Comment travaillent ces programmes ? Pour définir les options comme
le TOS/DSCP ou comme ECN, ils utilisent l'appel système
setsockopt
ainsi :
myecn = 0x02; /* ECN-capable transport */ result = setsockopt(mysocket, IPPROTO_IP, IP_TOS, myecn, sizeof(int));
On note que Posix appelle toujours TOS (cf. la constante
IP_TOS
) ce qui se nomme normalement DSCP depuis
le RFC 2474 il y a neuf ans. Ce n'est pas facile de faire
évoluer une API ! Cela explique un certain manque de rigueur dans mes
programmes, où TOS et DSCP sont utilisés simultanément.
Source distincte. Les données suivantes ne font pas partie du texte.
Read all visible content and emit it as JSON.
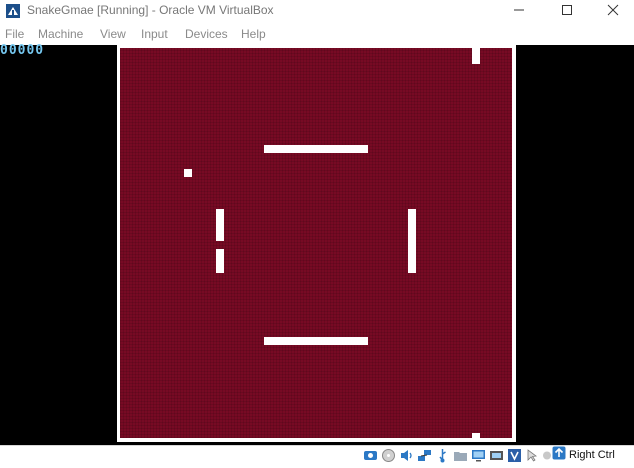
{
  "window": {
    "title": "SnakeGmae [Running] - Oracle VM VirtualBox"
  },
  "menu": {
    "items": [
      "File",
      "Machine",
      "View",
      "Input",
      "Devices",
      "Help"
    ]
  },
  "game": {
    "score": "00000",
    "score_color": "#76c8f0",
    "arena_color": "#770a24",
    "wall_color": "#ffffff"
  },
  "statusbar": {
    "host_key_label": "Right Ctrl",
    "icons": [
      "hard-disk-icon",
      "optical-drive-icon",
      "audio-icon",
      "network-icon",
      "usb-icon",
      "shared-folders-icon",
      "display-icon",
      "recording-icon",
      "virtualization-icon",
      "mouse-integration-icon",
      "host-key-arrow-icon"
    ]
  }
}
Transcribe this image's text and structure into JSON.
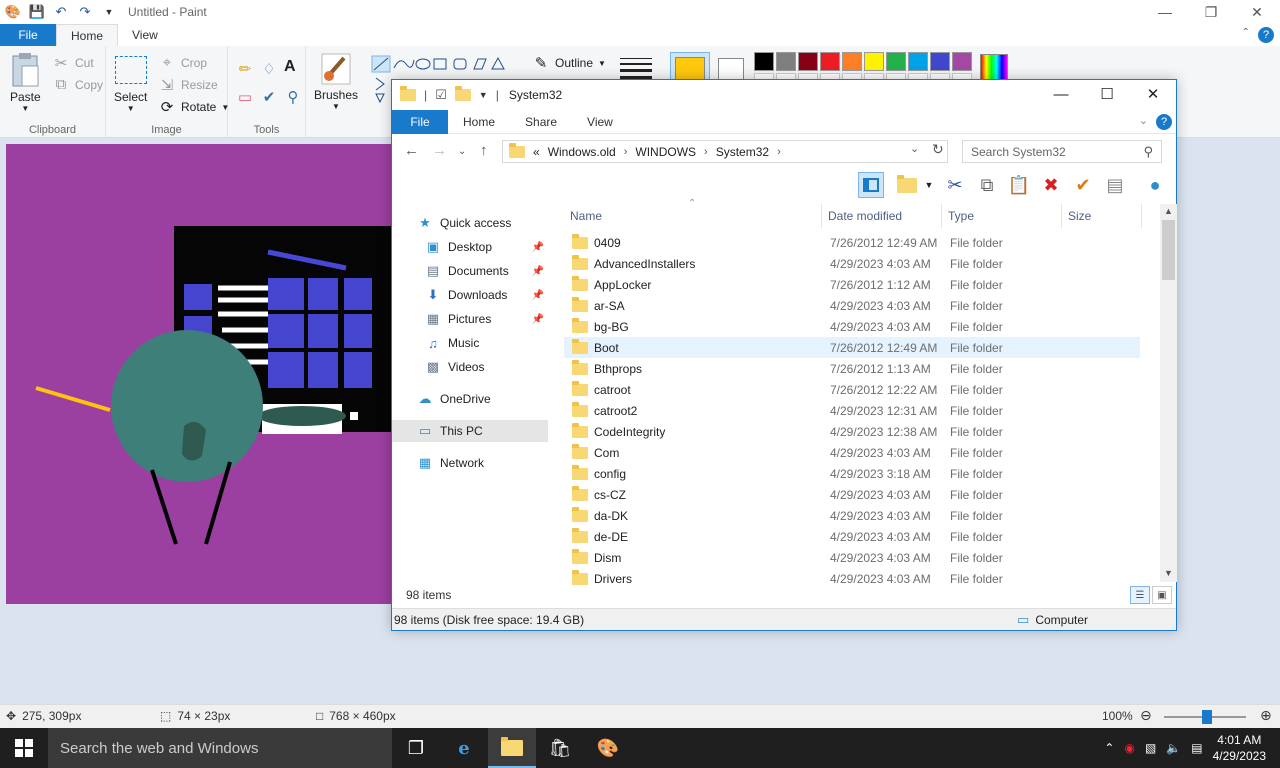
{
  "paint": {
    "title": "Untitled - Paint",
    "tabs": [
      "File",
      "Home",
      "View"
    ],
    "clipboard": {
      "paste": "Paste",
      "cut": "Cut",
      "copy": "Copy",
      "label": "Clipboard"
    },
    "image": {
      "select": "Select",
      "crop": "Crop",
      "resize": "Resize",
      "rotate": "Rotate",
      "label": "Image"
    },
    "tools": {
      "label": "Tools"
    },
    "brushes": "Brushes",
    "outline": "Outline",
    "palette": [
      "#000000",
      "#7f7f7f",
      "#880015",
      "#ed1c24",
      "#ff7f27",
      "#fff200",
      "#22b14c",
      "#00a2e8",
      "#3f48cc",
      "#a349a4"
    ],
    "color1": "#ffc90e",
    "canvas_color": "#9b3fa0",
    "status": {
      "cursor": "275, 309px",
      "selection": "74 × 23px",
      "canvas_size": "768 × 460px",
      "zoom": "100%"
    }
  },
  "explorer": {
    "title": "System32",
    "tabs": [
      "File",
      "Home",
      "Share",
      "View"
    ],
    "address": [
      "«",
      "Windows.old",
      "WINDOWS",
      "System32"
    ],
    "search_placeholder": "Search System32",
    "nav": [
      {
        "label": "Quick access",
        "icon": "star-icon",
        "pinned": false
      },
      {
        "label": "Desktop",
        "icon": "desktop-icon",
        "pinned": true
      },
      {
        "label": "Documents",
        "icon": "documents-icon",
        "pinned": true
      },
      {
        "label": "Downloads",
        "icon": "download-icon",
        "pinned": true
      },
      {
        "label": "Pictures",
        "icon": "pictures-icon",
        "pinned": true
      },
      {
        "label": "Music",
        "icon": "music-icon",
        "pinned": false
      },
      {
        "label": "Videos",
        "icon": "videos-icon",
        "pinned": false
      },
      {
        "label": "OneDrive",
        "icon": "cloud-icon",
        "pinned": false
      },
      {
        "label": "This PC",
        "icon": "computer-icon",
        "pinned": false
      },
      {
        "label": "Network",
        "icon": "network-icon",
        "pinned": false
      }
    ],
    "columns": [
      "Name",
      "Date modified",
      "Type",
      "Size"
    ],
    "files": [
      {
        "name": "0409",
        "date": "7/26/2012 12:49 AM",
        "type": "File folder"
      },
      {
        "name": "AdvancedInstallers",
        "date": "4/29/2023 4:03 AM",
        "type": "File folder"
      },
      {
        "name": "AppLocker",
        "date": "7/26/2012 1:12 AM",
        "type": "File folder"
      },
      {
        "name": "ar-SA",
        "date": "4/29/2023 4:03 AM",
        "type": "File folder"
      },
      {
        "name": "bg-BG",
        "date": "4/29/2023 4:03 AM",
        "type": "File folder"
      },
      {
        "name": "Boot",
        "date": "7/26/2012 12:49 AM",
        "type": "File folder"
      },
      {
        "name": "Bthprops",
        "date": "7/26/2012 1:13 AM",
        "type": "File folder"
      },
      {
        "name": "catroot",
        "date": "7/26/2012 12:22 AM",
        "type": "File folder"
      },
      {
        "name": "catroot2",
        "date": "4/29/2023 12:31 AM",
        "type": "File folder"
      },
      {
        "name": "CodeIntegrity",
        "date": "4/29/2023 12:38 AM",
        "type": "File folder"
      },
      {
        "name": "Com",
        "date": "4/29/2023 4:03 AM",
        "type": "File folder"
      },
      {
        "name": "config",
        "date": "4/29/2023 3:18 AM",
        "type": "File folder"
      },
      {
        "name": "cs-CZ",
        "date": "4/29/2023 4:03 AM",
        "type": "File folder"
      },
      {
        "name": "da-DK",
        "date": "4/29/2023 4:03 AM",
        "type": "File folder"
      },
      {
        "name": "de-DE",
        "date": "4/29/2023 4:03 AM",
        "type": "File folder"
      },
      {
        "name": "Dism",
        "date": "4/29/2023 4:03 AM",
        "type": "File folder"
      },
      {
        "name": "Drivers",
        "date": "4/29/2023 4:03 AM",
        "type": "File folder"
      }
    ],
    "item_count": "98 items",
    "status_left": "98 items (Disk free space: 19.4 GB)",
    "status_right": "Computer"
  },
  "taskbar": {
    "search": "Search the web and Windows",
    "time": "4:01 AM",
    "date": "4/29/2023"
  }
}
Pour fixer le TTL, le principe est le même. Mais pour mettre le bit DF (Don't Fragment, voir les RFC 1191 et RFC 2923) à un, il faut le faire indirectement, en demandant d'activer ou non la découverte de la MTU du chemin (et cela ne marche que sur Linux) :
result = setsockopt(mysocket, IPPROTO_IP, IP_MTU_DISCOVER, IP_PMTUDISC_DO, sizeof(int));
Et pour lire les options ? C'est nettement plus compliqué. Une méthode assez peu standard existe, qui dépend des messages de contrôle des prises (cf. cmsg) et de recvmsg :
const int One = 1; ... /* On demande à *recevoir* les messages de contrôle avec le TTL */ result = setsockopt(mysocket, IPPROTO_IP, IP_RECVTTL, &One, sizeof(One)); ... /* Et, pour chaque paquet reçu */ memset(message, 0, sizeof(*message)); message->msg_iov = malloc(sizeof(struct iovec)); /* Les données seront mises dans "buffer" */ message->msg_iov->iov_base = buffer; message->msg_iov->iov_len = length; message->msg_iovlen = 1; /* Et les messages de contrôle dans "control_buffer" */ message->msg_control = control_buffer; message->msg_controllen = control_length; result = recvmsg(mysocket, message, 0); if (result <= 0) { err_ret("[PROBLEM] Cannot receive data (%s)", sys_err_str()); } else { fprintf(stdout, "Received %i bytes\n", result); for (c_msg = CMSG_FIRSTHDR(message); c_msg; c_msg = (CMSG_NXTHDR(message, c_msg))) { if (c_msg->cmsg_level == IPPROTO_IP && c_msg->cmsg_type == IP_TTL) { fprintf(stdout, "\tThe TTL is %i\n", *(int *) CMSG_DATA(c_msg));
Merci au regretté W. Richard Stevens pour son excellent livre sur la programmation réseau sur Unix.